データを見ながら変化に応じて自分たちで変わっていくことを目指しています。データ経営を始めた直接のきっかけは新業態です。個人向け作業服は40年間続けてきましたから、おかげさまでさまざまな知見が集まっていて、事業のマニュアル化、標準化を進めることができました。
御立:はい。
土屋:でも、新業態のアウトドアに関しては、まったく知見がありませんでした。何が誰に売れるのかわからない。そこでデータで経営したいと考えました。
センシングデータを集め、上司はマニュアル化、標準化を図ります。同時に組織変革のためのエクセル経営でもありますから、AIは適さないわけです。AIを導入すると担当者は限られますし、その担当者からの情報を待つようになり、現場は考えなくなってしまいます。

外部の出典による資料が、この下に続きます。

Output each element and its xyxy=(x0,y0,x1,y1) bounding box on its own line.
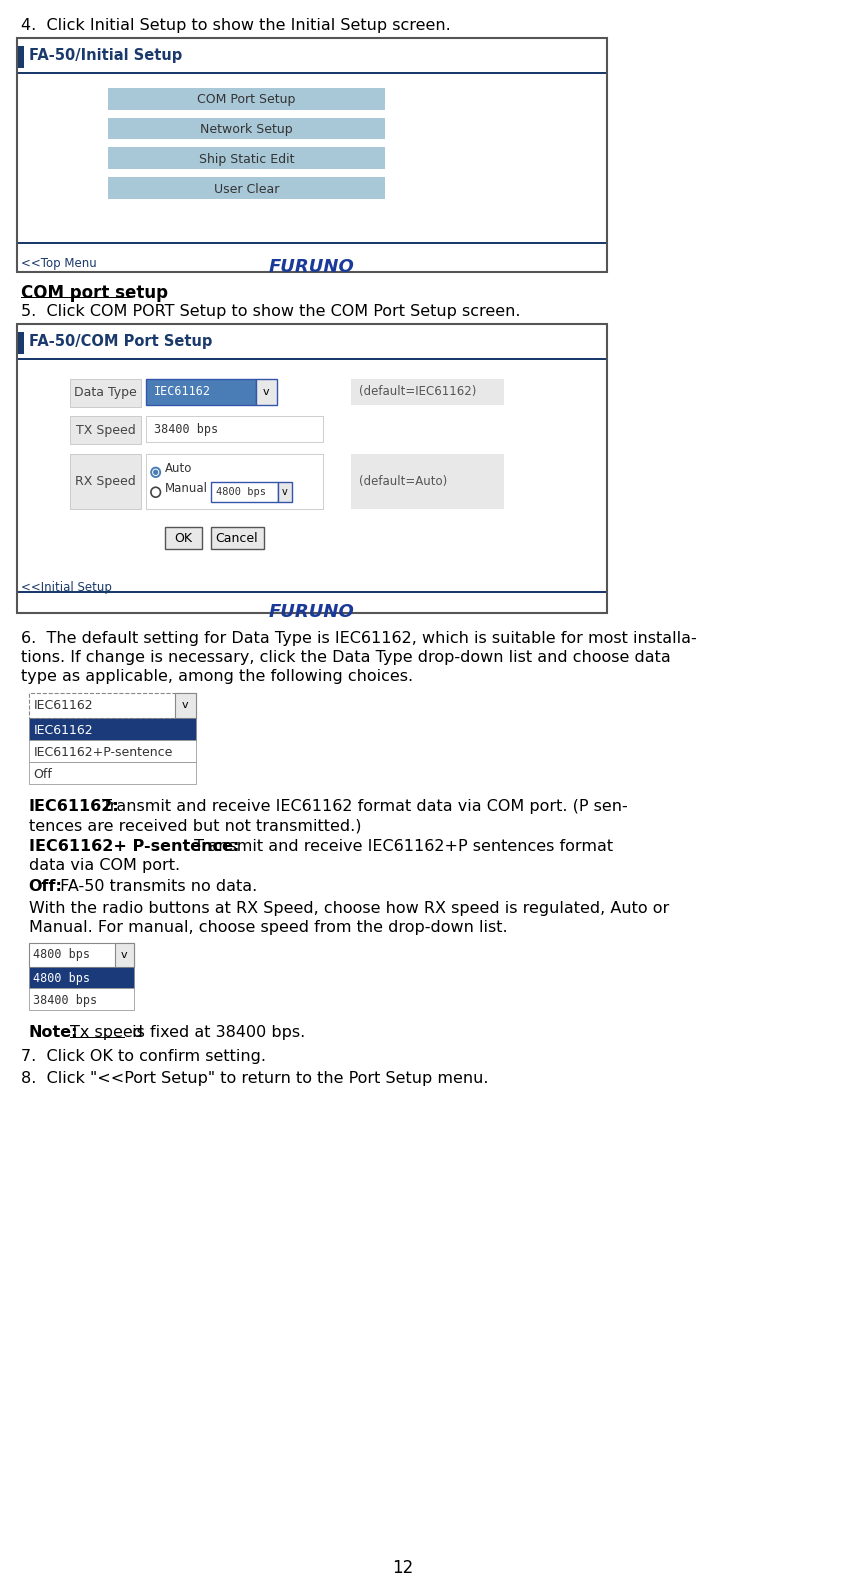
Bar xyxy=(211,482,278,503)
Bar xyxy=(70,416,141,444)
Text: 7.  Click OK to confirm setting.: 7. Click OK to confirm setting. xyxy=(21,1050,266,1064)
Text: FURUNO: FURUNO xyxy=(268,602,354,621)
Bar xyxy=(17,38,606,272)
Text: TX Speed: TX Speed xyxy=(76,424,135,436)
Bar xyxy=(278,482,292,503)
Bar xyxy=(18,71,605,74)
Text: v: v xyxy=(262,387,269,397)
Text: OK: OK xyxy=(174,531,192,544)
Bar xyxy=(29,762,196,784)
Bar xyxy=(108,117,385,139)
Text: 4.  Click Initial Setup to show the Initial Setup screen.: 4. Click Initial Setup to show the Initi… xyxy=(21,17,450,33)
Text: v: v xyxy=(121,950,127,960)
Text: Transmit and receive IEC61162+P sentences format: Transmit and receive IEC61162+P sentence… xyxy=(189,840,613,854)
Bar xyxy=(17,324,606,613)
Bar xyxy=(29,740,196,762)
Text: IEC61162+P-sentence: IEC61162+P-sentence xyxy=(34,746,173,759)
Bar xyxy=(18,591,605,593)
Text: tions. If change is necessary, click the Data Type drop-down list and choose dat: tions. If change is necessary, click the… xyxy=(21,650,670,664)
Bar xyxy=(146,454,322,509)
Bar xyxy=(70,378,141,406)
Bar xyxy=(18,46,24,68)
Bar xyxy=(146,378,256,405)
Text: Data Type: Data Type xyxy=(74,386,137,398)
Text: Ship Static Edit: Ship Static Edit xyxy=(198,153,294,166)
Text: RX Speed: RX Speed xyxy=(75,476,136,489)
Text: <<Top Menu: <<Top Menu xyxy=(21,258,97,270)
Bar xyxy=(70,454,141,509)
Text: FA-50/COM Port Setup: FA-50/COM Port Setup xyxy=(29,334,212,349)
Text: 5.  Click COM PORT Setup to show the COM Port Setup screen.: 5. Click COM PORT Setup to show the COM … xyxy=(21,304,520,319)
Text: 38400 bps: 38400 bps xyxy=(154,424,218,436)
Bar xyxy=(18,332,24,354)
Bar xyxy=(29,966,133,988)
Bar xyxy=(29,692,196,718)
Text: Tx speed: Tx speed xyxy=(70,1026,143,1040)
Circle shape xyxy=(151,468,160,477)
Text: Auto: Auto xyxy=(165,462,192,474)
Text: Note:: Note: xyxy=(29,1026,78,1040)
Circle shape xyxy=(154,470,158,474)
Text: 4800 bps: 4800 bps xyxy=(215,487,266,498)
Text: 6.  The default setting for Data Type is IEC61162, which is suitable for most in: 6. The default setting for Data Type is … xyxy=(21,631,696,645)
Bar xyxy=(351,454,504,509)
Text: Off: Off xyxy=(34,768,52,781)
Bar xyxy=(256,378,277,405)
Text: IEC61162: IEC61162 xyxy=(34,724,93,737)
Text: FURUNO: FURUNO xyxy=(268,258,354,277)
Text: (default=IEC61162): (default=IEC61162) xyxy=(359,386,476,398)
Text: IEC61162:: IEC61162: xyxy=(29,798,119,814)
Bar xyxy=(165,526,201,549)
Text: COM port setup: COM port setup xyxy=(21,285,168,302)
Text: FA-50 transmits no data.: FA-50 transmits no data. xyxy=(56,879,257,893)
Text: data via COM port.: data via COM port. xyxy=(29,858,180,873)
Text: FA-50/Initial Setup: FA-50/Initial Setup xyxy=(29,47,181,63)
Text: 4800 bps: 4800 bps xyxy=(34,949,90,961)
Text: IEC61162+ P-sentence:: IEC61162+ P-sentence: xyxy=(29,840,239,854)
Bar xyxy=(18,357,605,360)
Text: Cancel: Cancel xyxy=(215,531,258,544)
Text: Network Setup: Network Setup xyxy=(200,123,292,136)
Text: Manual: Manual xyxy=(165,482,208,495)
Text: 8.  Click "<<Port Setup" to return to the Port Setup menu.: 8. Click "<<Port Setup" to return to the… xyxy=(21,1072,488,1086)
Bar xyxy=(108,87,385,109)
Text: With the radio buttons at RX Speed, choose how RX speed is regulated, Auto or: With the radio buttons at RX Speed, choo… xyxy=(29,901,668,915)
Text: v: v xyxy=(181,700,188,710)
Bar xyxy=(115,942,133,966)
Bar xyxy=(29,718,196,740)
Text: 12: 12 xyxy=(392,1559,414,1578)
Text: v: v xyxy=(281,487,287,498)
Text: COM Port Setup: COM Port Setup xyxy=(197,93,295,106)
Text: User Clear: User Clear xyxy=(214,183,279,196)
Circle shape xyxy=(153,470,159,476)
Bar xyxy=(211,526,263,549)
Text: Transmit and receive IEC61162 format data via COM port. (P sen-: Transmit and receive IEC61162 format dat… xyxy=(97,798,627,814)
Bar xyxy=(146,416,322,443)
Text: tences are received but not transmitted.): tences are received but not transmitted.… xyxy=(29,817,360,833)
Text: Off:: Off: xyxy=(29,879,62,893)
Bar xyxy=(175,692,196,718)
Text: <<Initial Setup: <<Initial Setup xyxy=(21,580,111,594)
Bar xyxy=(29,988,133,1010)
Text: (default=Auto): (default=Auto) xyxy=(359,476,446,489)
Text: is fixed at 38400 bps.: is fixed at 38400 bps. xyxy=(127,1026,305,1040)
Text: IEC61162: IEC61162 xyxy=(154,386,210,398)
Text: IEC61162: IEC61162 xyxy=(34,699,93,711)
Bar xyxy=(108,177,385,199)
Bar xyxy=(351,378,504,405)
Text: 38400 bps: 38400 bps xyxy=(34,994,97,1007)
Text: 4800 bps: 4800 bps xyxy=(34,972,90,985)
Bar xyxy=(108,147,385,169)
Bar xyxy=(18,242,605,243)
Bar xyxy=(29,942,133,966)
Text: Manual. For manual, choose speed from the drop-down list.: Manual. For manual, choose speed from th… xyxy=(29,920,506,934)
Text: type as applicable, among the following choices.: type as applicable, among the following … xyxy=(21,669,413,683)
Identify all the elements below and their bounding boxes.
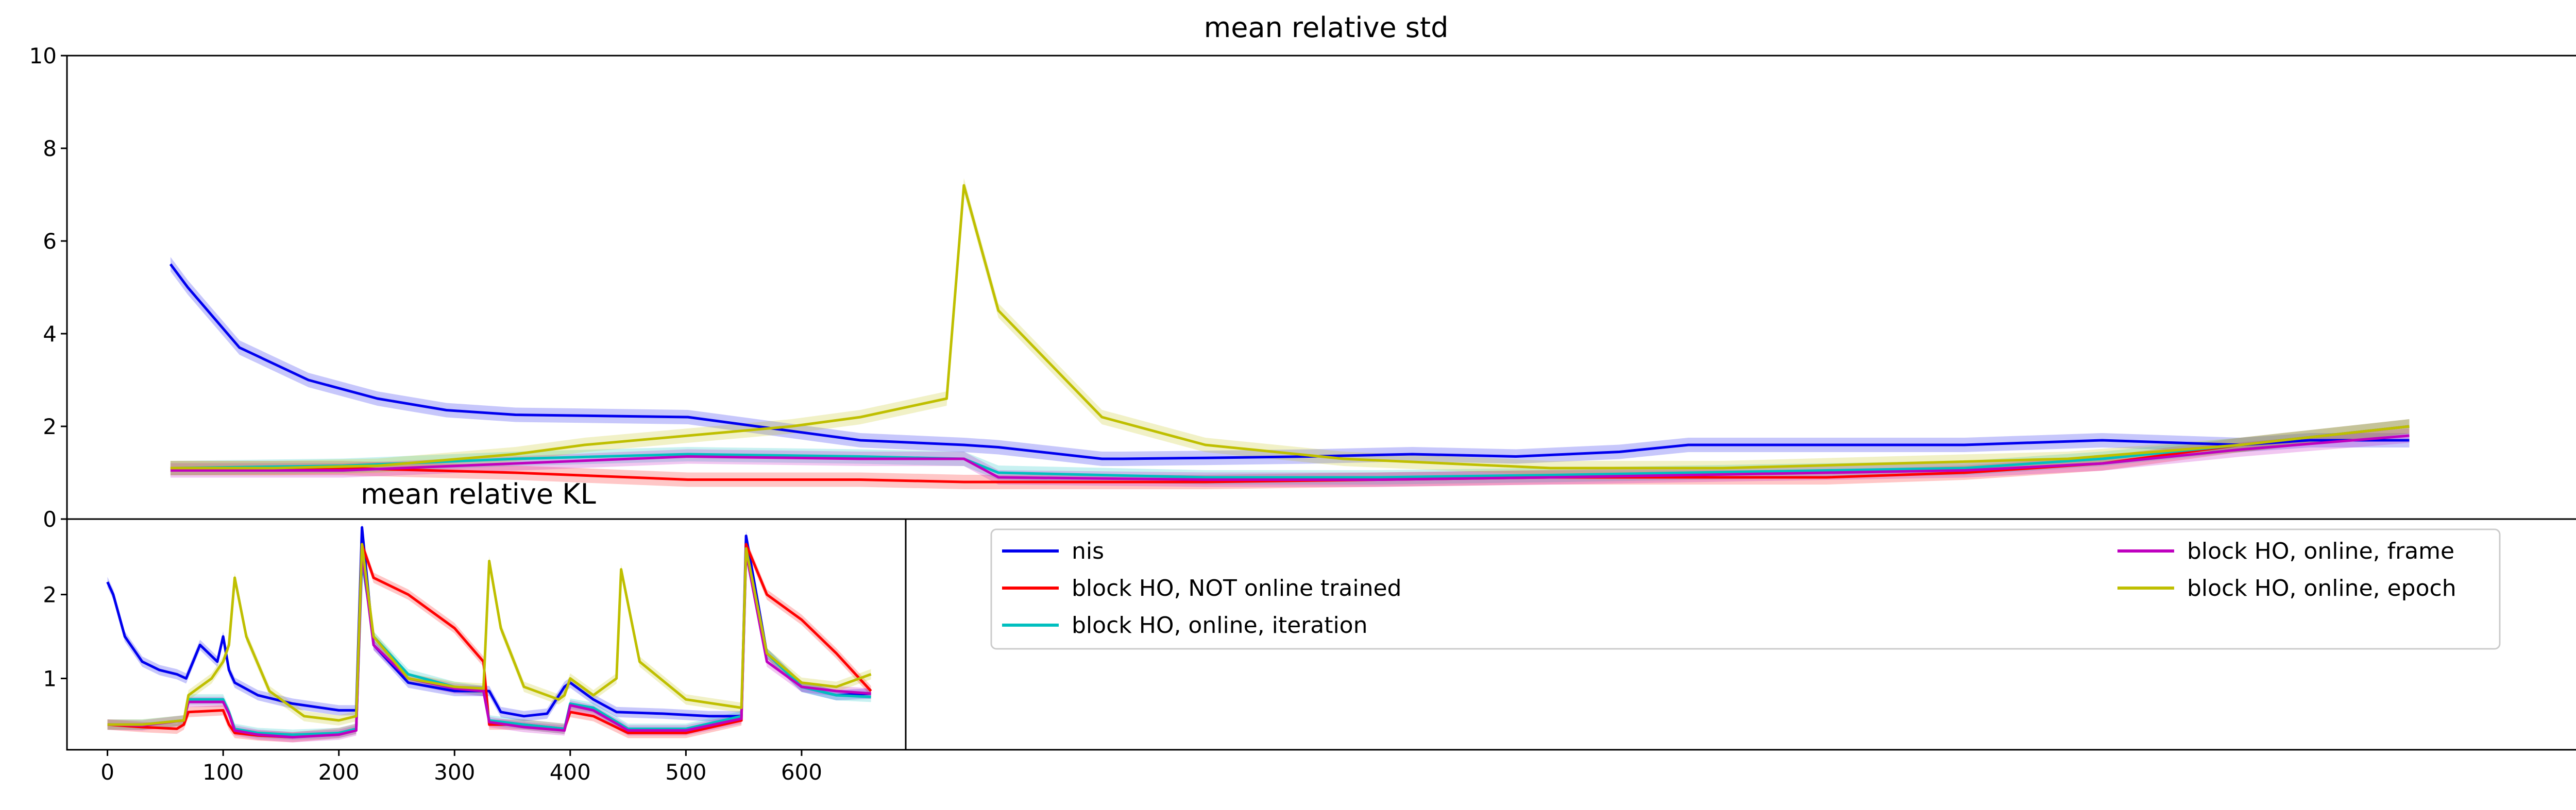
bottom-x-tick-label-0: 0 [100,760,114,785]
top-y-axis: 0 2 4 6 8 10 [29,43,67,532]
top-series-line-0 [169,263,2410,460]
top-band-0 [170,257,2410,466]
legend-label-3: block HO, online, frame [2187,538,2454,564]
bottom-x-tick-label-5: 500 [665,760,706,785]
top-y-tick-label-4: 8 [43,136,57,161]
legend: nis block HO, NOT online trained block HO,… [1002,538,2456,639]
legend-label-2: block HO, online, iteration [1072,612,1368,639]
bottom-plot: mean relative KL 12 0 100 200 300 400 500 600 [43,478,907,785]
chart-title-bottom: mean relative KL [361,478,596,510]
top-y-tick-label-0: 0 [43,507,57,532]
bottom-x-tick-label-3: 300 [434,760,475,785]
bottom-series-line-4 [107,543,872,726]
legend-panel-frame [905,518,2576,751]
chart-title-top: mean relative std [1204,11,1449,44]
bottom-x-tick-label-6: 600 [781,760,822,785]
top-series-line-3 [170,434,2410,481]
top-y-tick-label-5: 10 [29,43,57,68]
bottom-y-axis: 12 [43,582,67,692]
bottom-x-tick-label-2: 200 [318,760,360,785]
bottom-x-axis: 0 100 200 300 400 500 600 [100,750,822,785]
bottom-series [106,526,872,739]
legend-label-4: block HO, online, epoch [2187,575,2456,601]
top-series [169,184,2410,484]
top-y-tick-label-1: 2 [43,414,57,439]
bottom-series-line-0 [106,526,871,718]
legend-panel: nis block HO, NOT online trained block HO,… [905,518,2576,751]
top-y-tick-label-3: 6 [43,229,57,254]
bottom-y-tick-label-0: 1 [43,666,57,692]
top-band-4 [170,178,2410,475]
bottom-x-tick-label-1: 100 [202,760,244,785]
top-series-line-4 [170,184,2410,470]
top-band-2 [170,419,2410,485]
legend-label-0: nis [1072,538,1104,564]
top-bands [170,178,2410,489]
top-series-line-2 [170,425,2410,479]
bottom-y-tick-label-1: 2 [43,582,57,608]
bottom-x-tick-label-4: 400 [550,760,591,785]
legend-label-1: block HO, NOT online trained [1072,575,1401,601]
top-y-tick-label-2: 4 [43,321,57,347]
top-plot: mean relative std 0 2 4 6 8 10 [29,11,2576,532]
legend-box [990,528,2501,650]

御立:AIを導入しながらも、データをうまく活用できていないケースはよく耳にします。
土屋:エクセルのよさは誰でもちょっと勉強すれば使えることです。データベースで簡単な分析ができ、いろいろな数式をつくって自分の角度で分析・活用できます。データを、自分視点でエクセルに落とし込んで分析すると、いろいろなことが見えてくます。やっぱりビジネスは因果関係を把握することが肝心です。
御立:そもそも因果関係を見ずに、相関関係を見つけ出すのがAIの中核ですよねと。そこに因果関係をつけ加えるヒトの機能が必要となる。